Privacy Policy

Last updated: 1st January 2026

Introduction

cryptalionis AG ("we", "us", or "our") is committed to protecting your privacy and personal data. This privacy policy explains how we collect, use, and safeguard your information when you use our website and services. We are the data controller for the purposes of the General Data Protection Regulation (GDPR) and other applicable data protection laws.

Data We Collect

The data collection we undertake includes both information you provide directly and information we collect automatically through your use of our services:

• Personal Information: Name, email address, phone number, and any other information you provide when contacting us or using our services
• Training Data: Fitness goals, experience level, training history, and progress information when you participate in our programs
• Technical Data: IP address, browser type, device information, and website usage data collected through cookies and similar technologies
• Communication Data: Records of correspondence, support requests, and feedback you provide to us

How We Use Your Information

We use of your data is governed by legitimate business interests and your consent, where applicable. Specifically, we use your information to:

• Provide and deliver our bodybuilding programs and services
• Personalise training recommendations and nutritional guidance
• Communicate with you about your programs and respond to enquiries
• Process payments and manage your account
• Improve our services and develop new programs
• Comply with legal obligations and protect our legitimate interests
• Send marketing communications (with your consent)

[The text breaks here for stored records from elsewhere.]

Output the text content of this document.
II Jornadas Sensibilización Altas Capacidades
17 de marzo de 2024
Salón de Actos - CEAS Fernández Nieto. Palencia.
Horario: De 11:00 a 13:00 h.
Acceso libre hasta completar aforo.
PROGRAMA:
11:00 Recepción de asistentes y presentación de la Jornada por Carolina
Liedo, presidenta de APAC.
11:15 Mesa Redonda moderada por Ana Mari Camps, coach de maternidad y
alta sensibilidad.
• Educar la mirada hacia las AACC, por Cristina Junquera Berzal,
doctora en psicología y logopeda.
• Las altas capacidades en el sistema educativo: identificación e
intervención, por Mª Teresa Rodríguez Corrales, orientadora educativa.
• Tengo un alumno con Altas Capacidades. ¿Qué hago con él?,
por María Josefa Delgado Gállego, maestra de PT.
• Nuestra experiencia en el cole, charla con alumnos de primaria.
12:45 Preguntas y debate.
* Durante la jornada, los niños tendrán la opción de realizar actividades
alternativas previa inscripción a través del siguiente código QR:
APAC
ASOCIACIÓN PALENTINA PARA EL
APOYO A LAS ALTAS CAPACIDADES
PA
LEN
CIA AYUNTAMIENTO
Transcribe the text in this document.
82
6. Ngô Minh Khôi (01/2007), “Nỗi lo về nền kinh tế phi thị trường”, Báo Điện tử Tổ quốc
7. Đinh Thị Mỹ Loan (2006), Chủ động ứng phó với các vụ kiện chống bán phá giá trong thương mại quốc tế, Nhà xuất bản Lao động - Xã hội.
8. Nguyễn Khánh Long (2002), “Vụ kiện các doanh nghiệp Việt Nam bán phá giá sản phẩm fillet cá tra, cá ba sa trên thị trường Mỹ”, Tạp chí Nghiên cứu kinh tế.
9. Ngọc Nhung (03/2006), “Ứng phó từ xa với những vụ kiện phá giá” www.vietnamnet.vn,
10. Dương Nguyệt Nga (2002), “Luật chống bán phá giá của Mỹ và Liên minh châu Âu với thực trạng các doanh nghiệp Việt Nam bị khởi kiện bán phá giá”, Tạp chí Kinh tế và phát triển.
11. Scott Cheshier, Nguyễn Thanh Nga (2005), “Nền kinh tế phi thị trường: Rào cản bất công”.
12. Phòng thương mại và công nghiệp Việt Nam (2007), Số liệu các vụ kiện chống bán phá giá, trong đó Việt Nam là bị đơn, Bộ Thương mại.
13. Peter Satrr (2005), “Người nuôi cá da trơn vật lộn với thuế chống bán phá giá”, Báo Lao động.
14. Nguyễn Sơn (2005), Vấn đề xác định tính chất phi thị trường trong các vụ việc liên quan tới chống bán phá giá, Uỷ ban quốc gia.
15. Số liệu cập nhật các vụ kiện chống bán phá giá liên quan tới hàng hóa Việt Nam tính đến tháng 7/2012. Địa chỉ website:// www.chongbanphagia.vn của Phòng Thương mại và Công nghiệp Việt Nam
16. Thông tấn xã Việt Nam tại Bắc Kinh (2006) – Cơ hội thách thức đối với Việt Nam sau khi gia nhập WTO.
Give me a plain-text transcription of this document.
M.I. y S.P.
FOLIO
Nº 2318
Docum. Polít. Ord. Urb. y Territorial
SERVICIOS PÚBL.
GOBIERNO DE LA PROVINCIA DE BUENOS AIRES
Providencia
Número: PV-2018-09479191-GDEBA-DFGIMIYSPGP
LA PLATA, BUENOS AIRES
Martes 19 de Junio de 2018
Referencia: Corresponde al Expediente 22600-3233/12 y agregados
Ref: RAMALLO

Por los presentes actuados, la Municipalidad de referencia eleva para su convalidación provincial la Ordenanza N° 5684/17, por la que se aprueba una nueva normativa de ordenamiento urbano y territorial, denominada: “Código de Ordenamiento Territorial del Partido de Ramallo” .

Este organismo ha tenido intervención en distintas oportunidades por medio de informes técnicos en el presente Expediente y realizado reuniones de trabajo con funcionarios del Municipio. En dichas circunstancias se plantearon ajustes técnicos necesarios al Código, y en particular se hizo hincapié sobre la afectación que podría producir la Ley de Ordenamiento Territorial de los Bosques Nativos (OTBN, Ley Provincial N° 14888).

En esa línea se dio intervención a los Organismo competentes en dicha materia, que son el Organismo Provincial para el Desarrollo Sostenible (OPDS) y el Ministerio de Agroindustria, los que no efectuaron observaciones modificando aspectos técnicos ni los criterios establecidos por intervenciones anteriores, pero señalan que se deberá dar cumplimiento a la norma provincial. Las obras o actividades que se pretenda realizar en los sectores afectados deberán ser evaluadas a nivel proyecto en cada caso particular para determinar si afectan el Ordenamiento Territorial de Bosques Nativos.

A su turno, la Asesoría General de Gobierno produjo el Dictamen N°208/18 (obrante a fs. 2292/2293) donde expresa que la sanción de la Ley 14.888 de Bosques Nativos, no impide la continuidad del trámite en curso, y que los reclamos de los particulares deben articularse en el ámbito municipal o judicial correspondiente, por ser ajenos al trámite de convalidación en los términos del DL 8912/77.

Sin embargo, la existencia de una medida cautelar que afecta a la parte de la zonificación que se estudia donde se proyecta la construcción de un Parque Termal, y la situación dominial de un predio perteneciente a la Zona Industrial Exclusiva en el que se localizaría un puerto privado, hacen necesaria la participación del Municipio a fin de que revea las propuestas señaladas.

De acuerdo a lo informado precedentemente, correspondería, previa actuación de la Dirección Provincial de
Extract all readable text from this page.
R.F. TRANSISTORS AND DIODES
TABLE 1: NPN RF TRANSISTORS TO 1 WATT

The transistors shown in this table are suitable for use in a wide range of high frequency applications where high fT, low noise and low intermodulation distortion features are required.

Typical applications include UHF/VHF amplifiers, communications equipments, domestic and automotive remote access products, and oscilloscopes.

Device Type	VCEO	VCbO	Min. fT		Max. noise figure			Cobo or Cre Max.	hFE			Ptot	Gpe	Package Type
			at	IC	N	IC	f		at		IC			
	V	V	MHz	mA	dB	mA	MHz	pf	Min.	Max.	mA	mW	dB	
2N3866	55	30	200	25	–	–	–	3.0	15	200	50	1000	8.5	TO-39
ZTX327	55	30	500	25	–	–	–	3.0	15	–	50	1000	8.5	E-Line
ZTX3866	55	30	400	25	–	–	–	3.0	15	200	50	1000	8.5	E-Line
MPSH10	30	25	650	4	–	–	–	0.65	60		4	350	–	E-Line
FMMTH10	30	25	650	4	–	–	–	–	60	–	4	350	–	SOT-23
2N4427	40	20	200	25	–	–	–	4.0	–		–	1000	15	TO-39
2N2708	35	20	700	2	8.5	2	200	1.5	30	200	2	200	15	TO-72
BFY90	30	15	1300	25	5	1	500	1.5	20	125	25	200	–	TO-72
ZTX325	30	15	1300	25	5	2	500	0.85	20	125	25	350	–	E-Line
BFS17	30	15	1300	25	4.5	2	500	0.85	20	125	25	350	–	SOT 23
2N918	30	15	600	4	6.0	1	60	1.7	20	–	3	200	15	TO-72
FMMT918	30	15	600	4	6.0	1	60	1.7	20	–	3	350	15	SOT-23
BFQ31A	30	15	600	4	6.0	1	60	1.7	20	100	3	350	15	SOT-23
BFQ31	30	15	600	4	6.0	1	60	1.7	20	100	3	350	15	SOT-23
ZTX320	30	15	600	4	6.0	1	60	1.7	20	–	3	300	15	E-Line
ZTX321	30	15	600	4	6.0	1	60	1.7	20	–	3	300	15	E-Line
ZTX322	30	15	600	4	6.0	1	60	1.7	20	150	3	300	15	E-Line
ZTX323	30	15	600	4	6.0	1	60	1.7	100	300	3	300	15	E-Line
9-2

Legal Basis for Processing

Under GDPR, we process your personal data based on the following legal grounds: performance of contract (to provide our services), legitimate interests (to improve our services and communicate with you), consent (for marketing communications and cookies), and legal obligation (to comply with applicable laws).

Cookies and Tracking Technologies

We may use cookies and tracking technologies for analytics, advertising, and remarketing purposes, including Google Ads. These technologies help us measure campaign effectiveness, deliver relevant advertisements, and improve our services. You can manage your cookie preferences at any time through our cookie consent banner. For detailed information about our cookie usage, please see our Cookie Policy.

Data Sharing and Disclosure

We do not sell your personal data to third parties. We may share your information with trusted service providers who assist us in operating our business (such as payment processors and email services), legal authorities when required by law, and business partners with your explicit consent. All third parties are required to maintain appropriate security measures and use your data only for the specified purposes.

Data Retention

We retain your personal data for as long as necessary to fulfil the purposes outlined in this policy. Typically, we keep account information for the duration of your relationship with us plus a reasonable period thereafter for legal and business purposes. Training data and progress information may be retained longer to provide continuity of service. You may request deletion of your data at any time, subject to legal obligations.

Your Rights

Under GDPR and other applicable data protection laws, your rights regarding your personal data include:

• Right of Access: Request copies of your personal data
• Right to Rectification: Correct inaccurate or incomplete data
• Right to Erasure: Request deletion of your personal data
• Right to Restrict Processing: Limit how we use your data
• Right to Data Portability: Receive your data in a structured format
• Right to Object: Object to processing based on legitimate interests
• Right to Withdraw Consent: Withdraw consent for marketing communications

Data Security

We implement appropriate technical and organisational security measures to protect your personal data against unauthorised access, alteration, disclosure, or destruction. These measures include encryption, secure servers, access controls, and regular security assessments. However, no method of transmission over the internet is completely secure, and we cannot guarantee absolute security.

International Data Transfers

Your personal data may be transferred to and processed in countries outside the European Economic Area (EEA) where our service providers are located. When we transfer data internationally, we ensure appropriate safeguards are in place, such as standard contractual clauses or adequacy decisions by the European Commission.

Children's Privacy

Our services are not directed to individuals under the age of 16. We do not knowingly collect personal data from children under 16. If you are a parent or guardian and believe your child has provided us with personal data, please contact us immediately so we can delete such information.

Changes to This Policy

We may update this privacy policy from time to time to reflect changes in our practices or legal requirements. We will notify you of any material changes by posting the updated policy on our website and updating the "last updated" date. Your continued use of our services after such changes constitutes acceptance of the updated policy.

Contact Information

If you have questions about this privacy policy, wish to exercise your rights, or need to contact us regarding data protection matters, please reach out to us:

Supervisory Authority

If you believe we have not handled your personal data in accordance with this policy or applicable law, you have the right to lodge a complaint with the relevant supervisory authority. In Germany, this is the Federal Commissioner for Data Protection and Freedom of Information (BfDI) or your local data protection authority.